The 3,144 m/z protein peak is a new biomarker for diagnosis and prognosis of breast cancer using peripheral blood, which is an ideal test specimen, easy to obtain and ready to be tested in various stages of the disease during follow-up. Nevertheless, we should note that a large proportion of the breast cancer patients with recurrence and metastasis had normal serum biomarkers levels, and that about 5 % of healthy people may have abnormal markers [13]. Besides, there are obvious limitations of searching proteins according to their molecular size, because some proteins share the same molecular weight. Future research should obtain sufficient data in highly metastatic human breast cancer cells through some method for further characterization of the protein at 3,144 m/z. The serum protein peak detected at 3,144 m/z combined with CA15-3 may provide a useful marker for diagnosis and prognosis of breast cancer.

Molecular subtypes proposed by Goldhirsch et al. [19] at the St Gallen International Breast Cancer Conference (2011) were widely adopted.
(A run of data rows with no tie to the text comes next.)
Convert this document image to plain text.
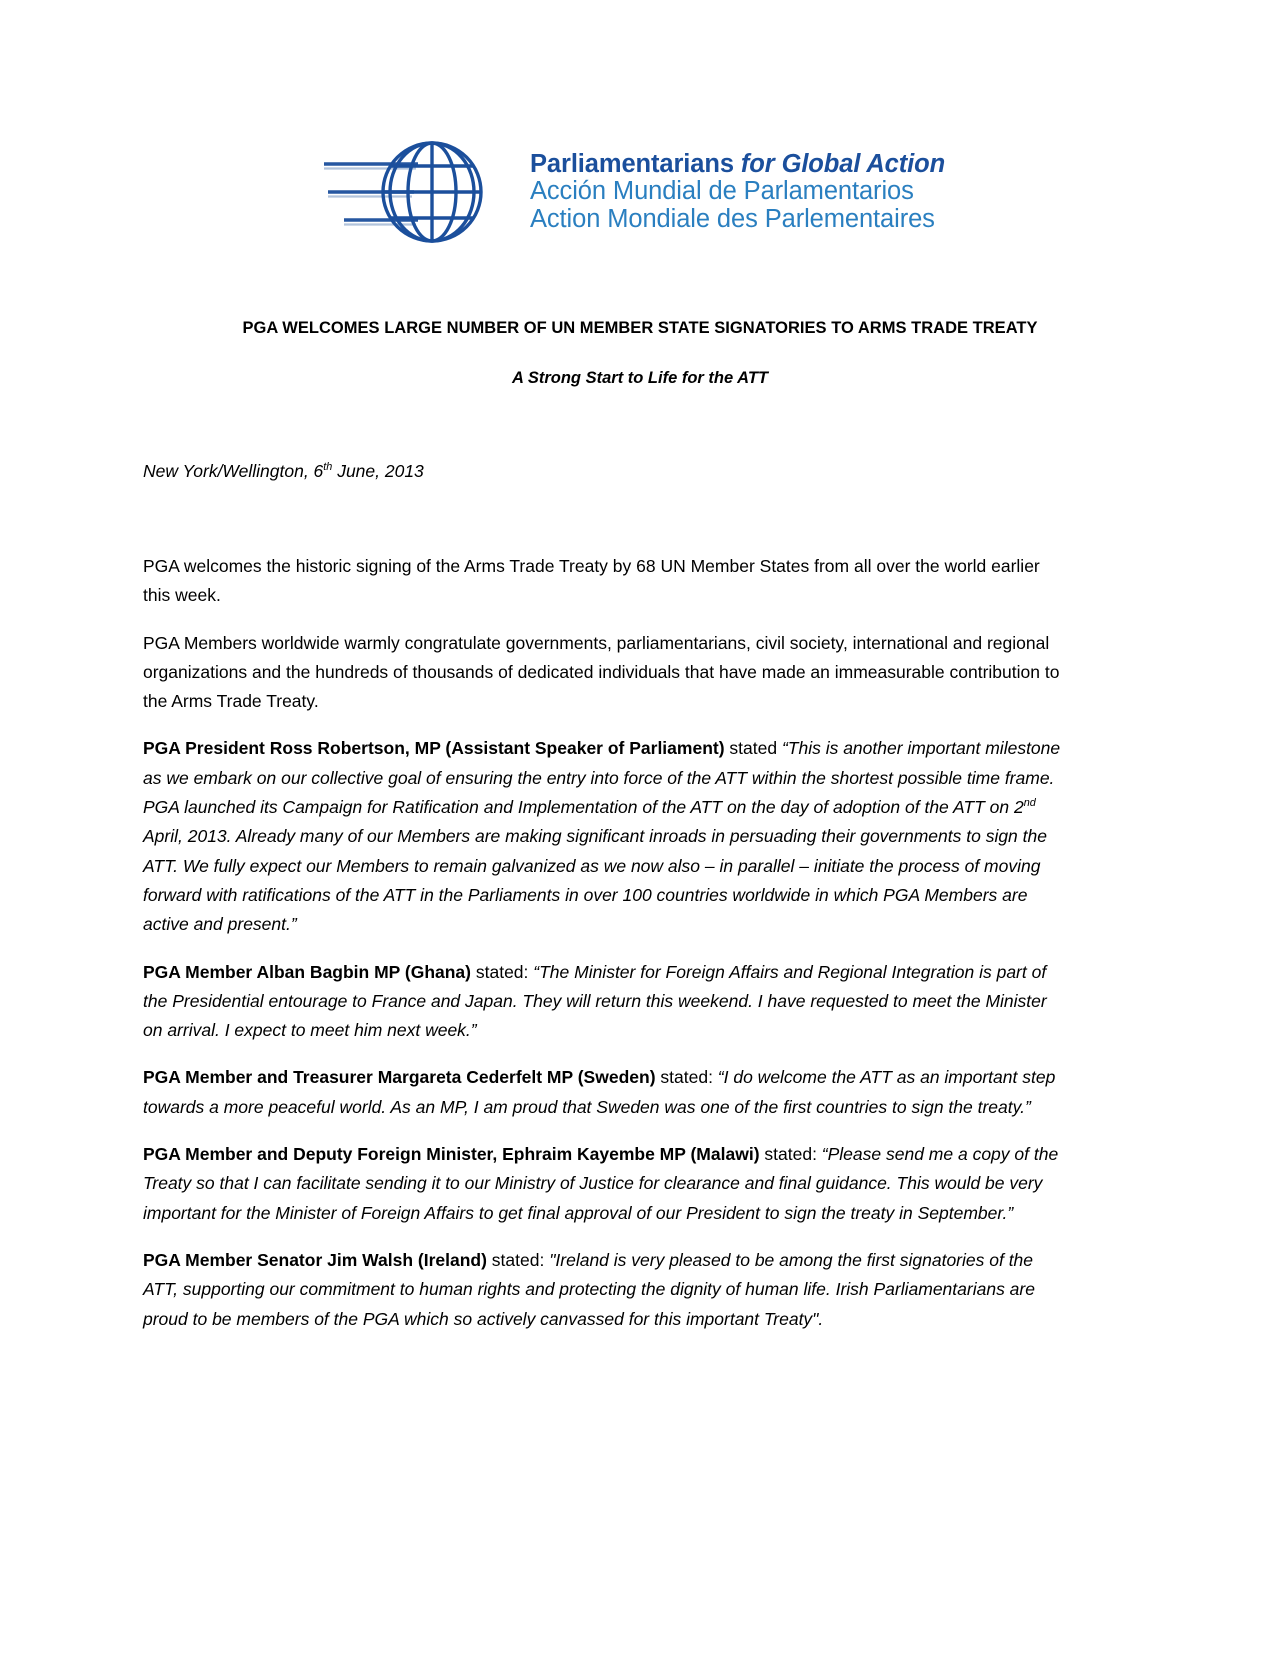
Parliamentarians for Global Action
Acción Mundial de Parlamentarios
Action Mondiale des Parlementaires
PGA WELCOMES LARGE NUMBER OF UN MEMBER STATE SIGNATORIES TO ARMS TRADE TREATY
A Strong Start to Life for the ATT
New York/Wellington, 6th June, 2013

PGA welcomes the historic signing of the Arms Trade Treaty by 68 UN Member States from all over the world earlier this week.

PGA Members worldwide warmly congratulate governments, parliamentarians, civil society, international and regional organizations and the hundreds of thousands of dedicated individuals that have made an immeasurable contribution to the Arms Trade Treaty.

PGA President Ross Robertson, MP (Assistant Speaker of Parliament) stated “This is another important milestone as we embark on our collective goal of ensuring the entry into force of the ATT within the shortest possible time frame. PGA launched its Campaign for Ratification and Implementation of the ATT on the day of adoption of the ATT on 2nd April, 2013. Already many of our Members are making significant inroads in persuading their governments to sign the ATT. We fully expect our Members to remain galvanized as we now also – in parallel – initiate the process of moving forward with ratifications of the ATT in the Parliaments in over 100 countries worldwide in which PGA Members are active and present.”

PGA Member Alban Bagbin MP (Ghana) stated: “The Minister for Foreign Affairs and Regional Integration is part of the Presidential entourage to France and Japan. They will return this weekend. I have requested to meet the Minister on arrival. I expect to meet him next week.”

PGA Member and Treasurer Margareta Cederfelt MP (Sweden) stated: “I do welcome the ATT as an important step towards a more peaceful world. As an MP, I am proud that Sweden was one of the first countries to sign the treaty.”

PGA Member and Deputy Foreign Minister, Ephraim Kayembe MP (Malawi) stated: “Please send me a copy of the Treaty so that I can facilitate sending it to our Ministry of Justice for clearance and final guidance. This would be very important for the Minister of Foreign Affairs to get final approval of our President to sign the treaty in September.”

PGA Member Senator Jim Walsh (Ireland) stated: "Ireland is very pleased to be among the first signatories of the ATT, supporting our commitment to human rights and protecting the dignity of human life. Irish Parliamentarians are proud to be members of the PGA which so actively canvassed for this important Treaty".
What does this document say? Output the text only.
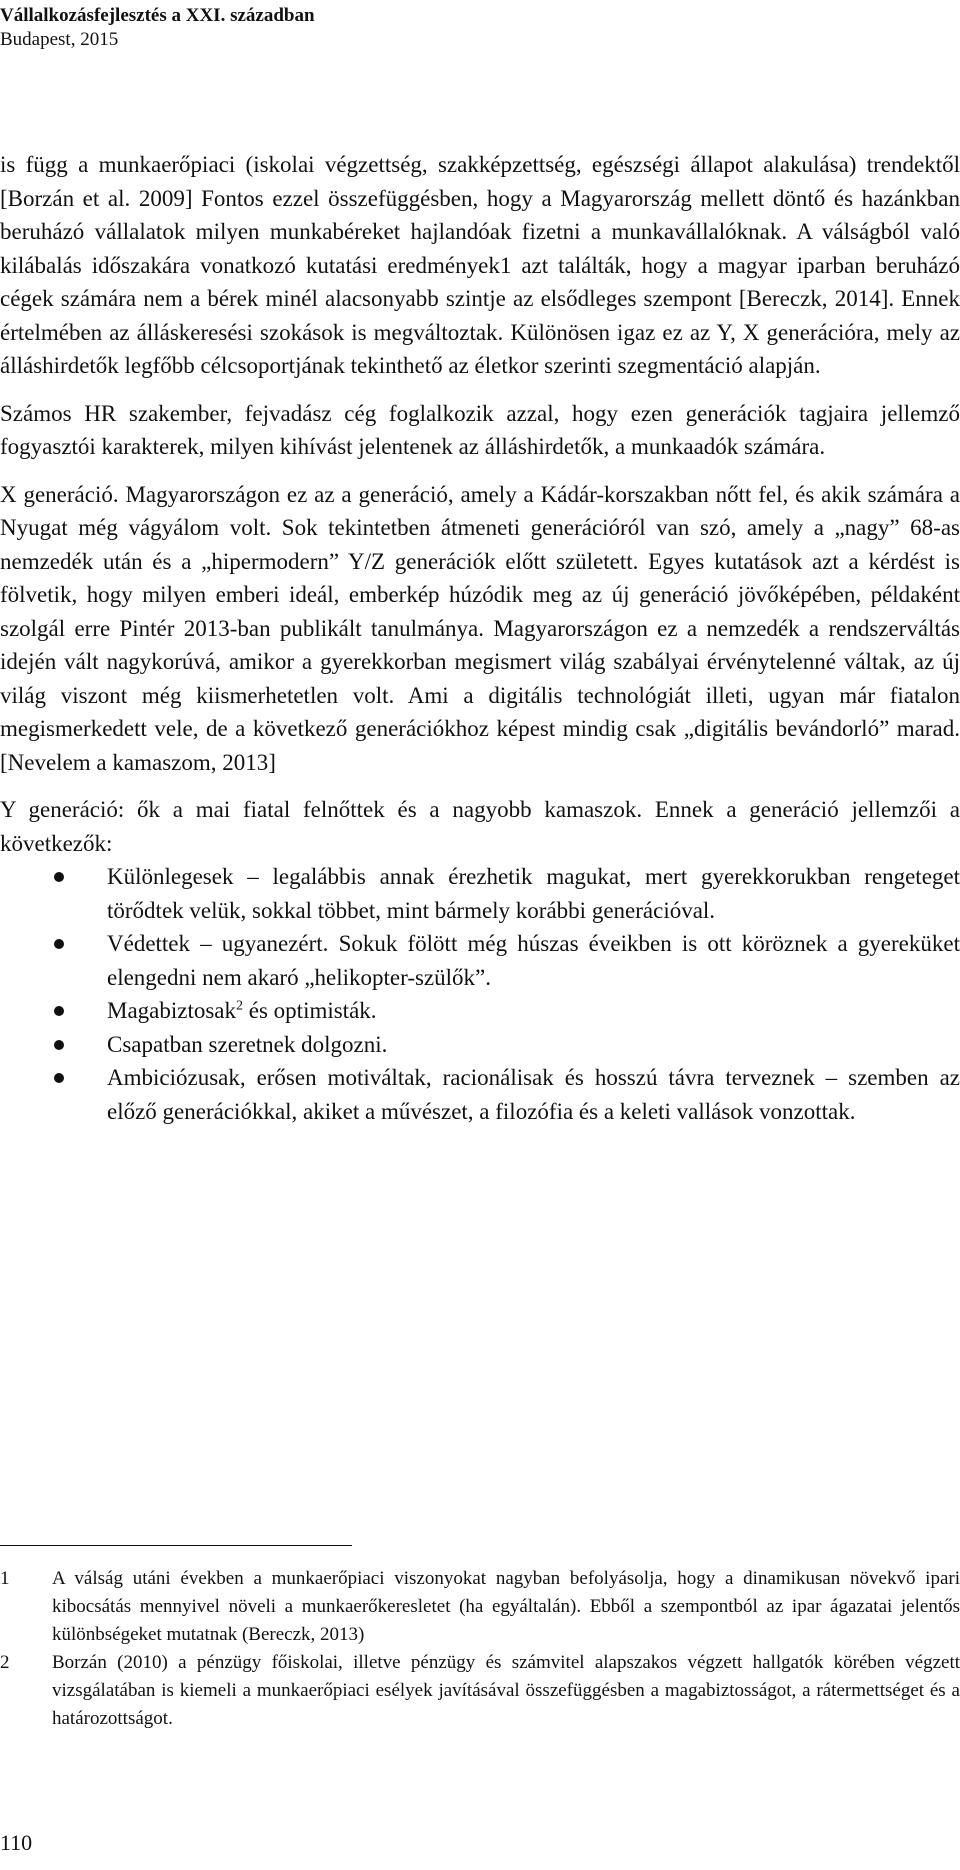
Vállalkozásfejlesztés a XXI. században
Budapest, 2015

is függ a munkaerőpiaci (iskolai végzettség, szakképzettség, egészségi állapot alakulása) trendektől [Borzán et al. 2009] Fontos ezzel összefüggésben, hogy a Magyarország mellett döntő és hazánkban beruházó vállalatok milyen munkabéreket hajlandóak fizetni a munkavállalóknak. A válságból való kilábalás időszakára vonatkozó kutatási eredmények1 azt találták, hogy a magyar iparban beruházó cégek számára nem a bérek minél alacsonyabb szintje az elsődleges szempont [Bereczk, 2014]. Ennek értelmében az álláskeresési szokások is megváltoztak. Különösen igaz ez az Y, X generációra, mely az álláshirdetők legfőbb célcsoportjának tekinthető az életkor szerinti szegmentáció alapján.

Számos HR szakember, fejvadász cég foglalkozik azzal, hogy ezen generációk tagjaira jellemző fogyasztói karakterek, milyen kihívást jelentenek az álláshirdetők, a munkaadók számára.

X generáció. Magyarországon ez az a generáció, amely a Kádár-korszakban nőtt fel, és akik számára a Nyugat még vágyálom volt. Sok tekintetben átmeneti generációról van szó, amely a „nagy” 68-as nemzedék után és a „hipermodern” Y/Z generációk előtt született. Egyes kutatások azt a kérdést is fölvetik, hogy milyen emberi ideál, emberkép húzódik meg az új generáció jövőképében, példaként szolgál erre Pintér 2013-ban publikált tanulmánya. Magyarországon ez a nemzedék a rendszerváltás idején vált nagykorúvá, amikor a gyerekkorban megismert világ szabályai érvénytelenné váltak, az új világ viszont még kiismerhetetlen volt. Ami a digitális technológiát illeti, ugyan már fiatalon megismerkedett vele, de a következő generációkhoz képest mindig csak „digitális bevándorló” marad. [Nevelem a kamaszom, 2013]

Y generáció: ők a mai fiatal felnőttek és a nagyobb kamaszok. Ennek a generáció jellemzői a következők:

Különlegesek – legalábbis annak érezhetik magukat, mert gyerekkorukban rengeteget törődtek velük, sokkal többet, mint bármely korábbi generációval.
Védettek – ugyanezért. Sokuk fölött még húszas éveikben is ott köröznek a gyereküket elengedni nem akaró „helikopter-szülők”.
Magabiztosak$^2$ és optimisták.
Csapatban szeretnek dolgozni.
Ambiciózusak, erősen motiváltak, racionálisak és hosszú távra terveznek – szemben az előző generációkkal, akiket a művészet, a filozófia és a keleti vallások vonzottak.
1 A válság utáni években a munkaerőpiaci viszonyokat nagyban befolyásolja, hogy a dinamikusan növekvő ipari kibocsátás mennyivel növeli a munkaerőkeresletet (ha egyáltalán). Ebből a szempontból az ipar ágazatai jelentős különbségeket mutatnak (Bereczk, 2013)
2 Borzán (2010) a pénzügy főiskolai, illetve pénzügy és számvitel alapszakos végzett hallgatók körében végzett vizsgálatában is kiemeli a munkaerőpiaci esélyek javításával összefüggésben a magabiztosságot, a rátermettséget és a határozottságot.
110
In-depth study of molecular subtypes in breast cancer offers guidance on appropriate and effective treatment management for clinicians, thus avoiding inadequate treatment or overtreatment [25]. Cox proportional hazards model showed that neoadjuvant chemotherapy was an independent prognostic factor in breast cancer patients and demonstrated that surgery supplemented with chemotherapy and radiotherapy can increase survival. Cox proportional hazards model analysis showed that neoadjuvant chemotherapy prior to surgery was a prognostic factor, but did not reach statistical significance in the multivariate analysis; further in-depth study is needed to clarify such difference [26].

The current study suffered from some drawbacks. For example, chemotherapy, endocrine therapy and targeted therapy were all included in chemotherapy, but a stratified analysis will be performed in a future research. Also, a study including a large number of patients is required to confirm the prognostic significance of the 3,144 m/z protein peak.

In summary, the peripheral serum protein peak at 3,144 m/z provides an innovative, practical biomarker for diagnosis and prognosis of breast cancer. The simultaneous testing of serum CA15-3 may improve the detection rate of patients with breast cancer and lymph node metastasis.